As she relinquished her grip and turned away and marched back whence she'd come, she battled the urge to flick her gaze back around behind her on one side or the other, for something seemed to creep behind her, reaching over her shoulder from the scene of the crime. It caught her and filled her; a feeling, as she stepped over bloody crescents rimmed with spattered droplets and smeared into half-footprints, that she'd done something simply, slightly off. Not the dastardly sort of wrong, but needling, sheepish guilt that came when you swore ten ways you'd fulfill some request or other and found yourself dodging any reason to explain at the end of the allotted time why it had gone undone, only magnified a thousand fold. The denial, she thought, if she could be so grand, of what it meant to be human. The dignity, the sense of purpose, that it all really mattered somehow and that people would come lay flowers on your grave and speak in strained voices over a pulpit about how your memory had imprinted itself upon the world. And then the notion that one could be tossed aside so lighlty, as an obstacle, as a thing.

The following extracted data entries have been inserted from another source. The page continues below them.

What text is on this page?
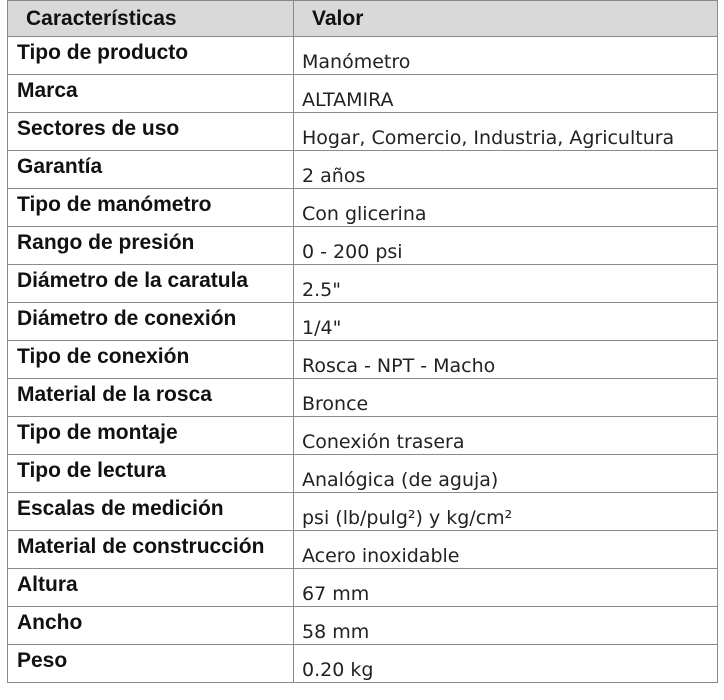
Características	Valor
Tipo de producto	Manómetro
Marca	ALTAMIRA
Sectores de uso	Hogar, Comercio, Industria, Agricultura
Garantía	2 años
Tipo de manómetro	Con glicerina
Rango de presión	0 - 200 psi
Diámetro de la caratula	2.5"
Diámetro de conexión	1/4"
Tipo de conexión	Rosca - NPT - Macho
Material de la rosca	Bronce
Tipo de montaje	Conexión trasera
Tipo de lectura	Analógica (de aguja)
Escalas de medición	psi (lb/pulg²) y kg/cm²
Material de construcción	Acero inoxidable
Altura	67 mm
Ancho	58 mm
Peso	0.20 kg
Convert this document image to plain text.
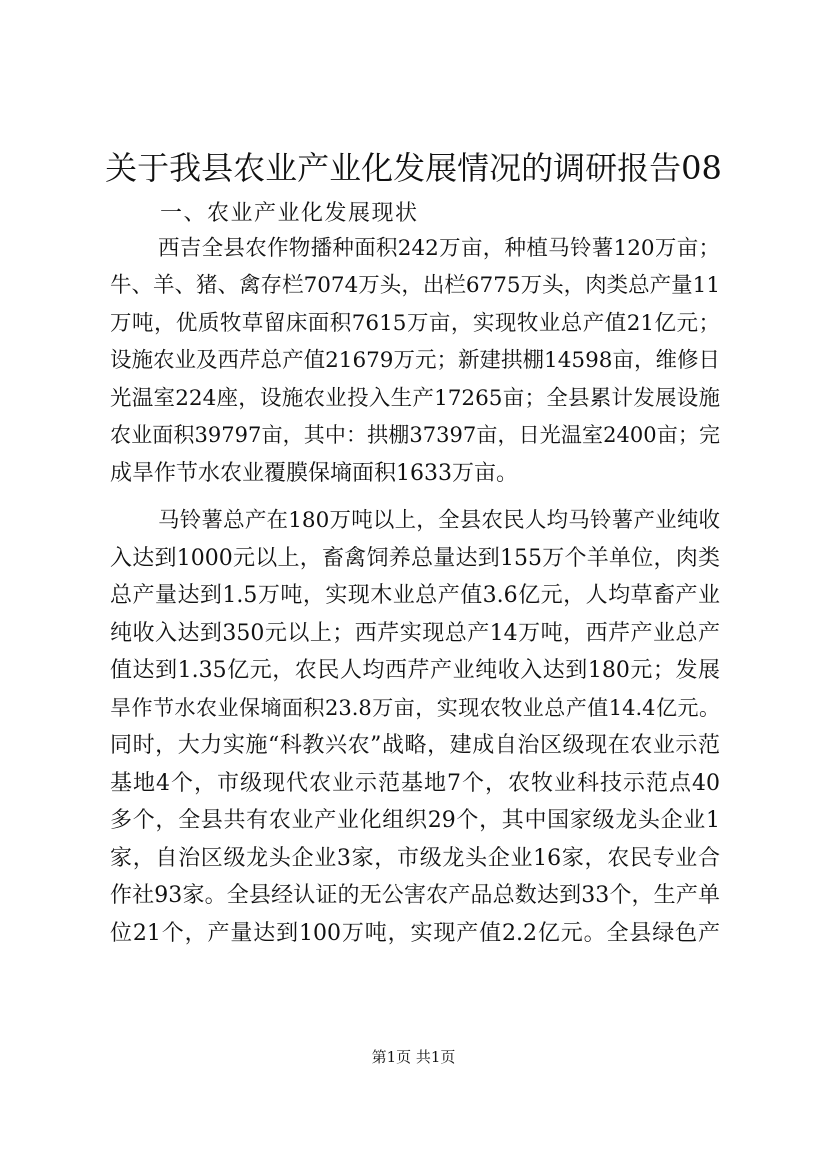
关于我县农业产业化发展情况的调研报告08
一、农业产业化发展现状
西吉全县农作物播种面积242万亩，种植马铃薯120万亩；
牛、羊、猪、禽存栏7074万头，出栏6775万头，肉类总产量11
万吨，优质牧草留床面积7615万亩，实现牧业总产值21亿元；
设施农业及西芹总产值21679万元；新建拱棚14598亩，维修日
光温室224座，设施农业投入生产17265亩；全县累计发展设施
农业面积39797亩，其中：拱棚37397亩，日光温室2400亩；完
成旱作节水农业覆膜保墒面积1633万亩。
马铃薯总产在180万吨以上，全县农民人均马铃薯产业纯收
入达到1000元以上，畜禽饲养总量达到155万个羊单位，肉类
总产量达到1.5万吨，实现木业总产值3.6亿元，人均草畜产业
纯收入达到350元以上；西芹实现总产14万吨，西芹产业总产
值达到1.35亿元，农民人均西芹产业纯收入达到180元；发展
旱作节水农业保墒面积23.8万亩，实现农牧业总产值14.4亿元。
同时，大力实施“科教兴农”战略，建成自治区级现在农业示范
基地4个，市级现代农业示范基地7个，农牧业科技示范点40
多个，全县共有农业产业化组织29个，其中国家级龙头企业1
家，自治区级龙头企业3家，市级龙头企业16家，农民专业合
作社93家。全县经认证的无公害农产品总数达到33个，生产单
位21个，产量达到100万吨，实现产值2.2亿元。全县绿色产
第1页 共1页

She swept up Cassandra's bag as she reached it, steering her mind from that rutted road, and rifled through its contents. Some food, some clothing, a first-aid kit and water, all routine. And the surprise, the windfall - something curved and sharp and decently-sized. Like a miniature version of the scythe she herself had been issued. She thought again of Rosemary Whatserface and her nice little knife. Something she could use if she was cornered, something less wearying to heave around. She's explore the possibilities later, she thought, scooping up her own bag and returning to wrench the scythe out of its latest victim, but the bangs and the screaming and the blood made a giant neon arrow for anyone else lurking in the nooks and crevices of the place. That's what she told herself, striding quickly away from the ghosts that followed her to the stairs down to the bottom floor.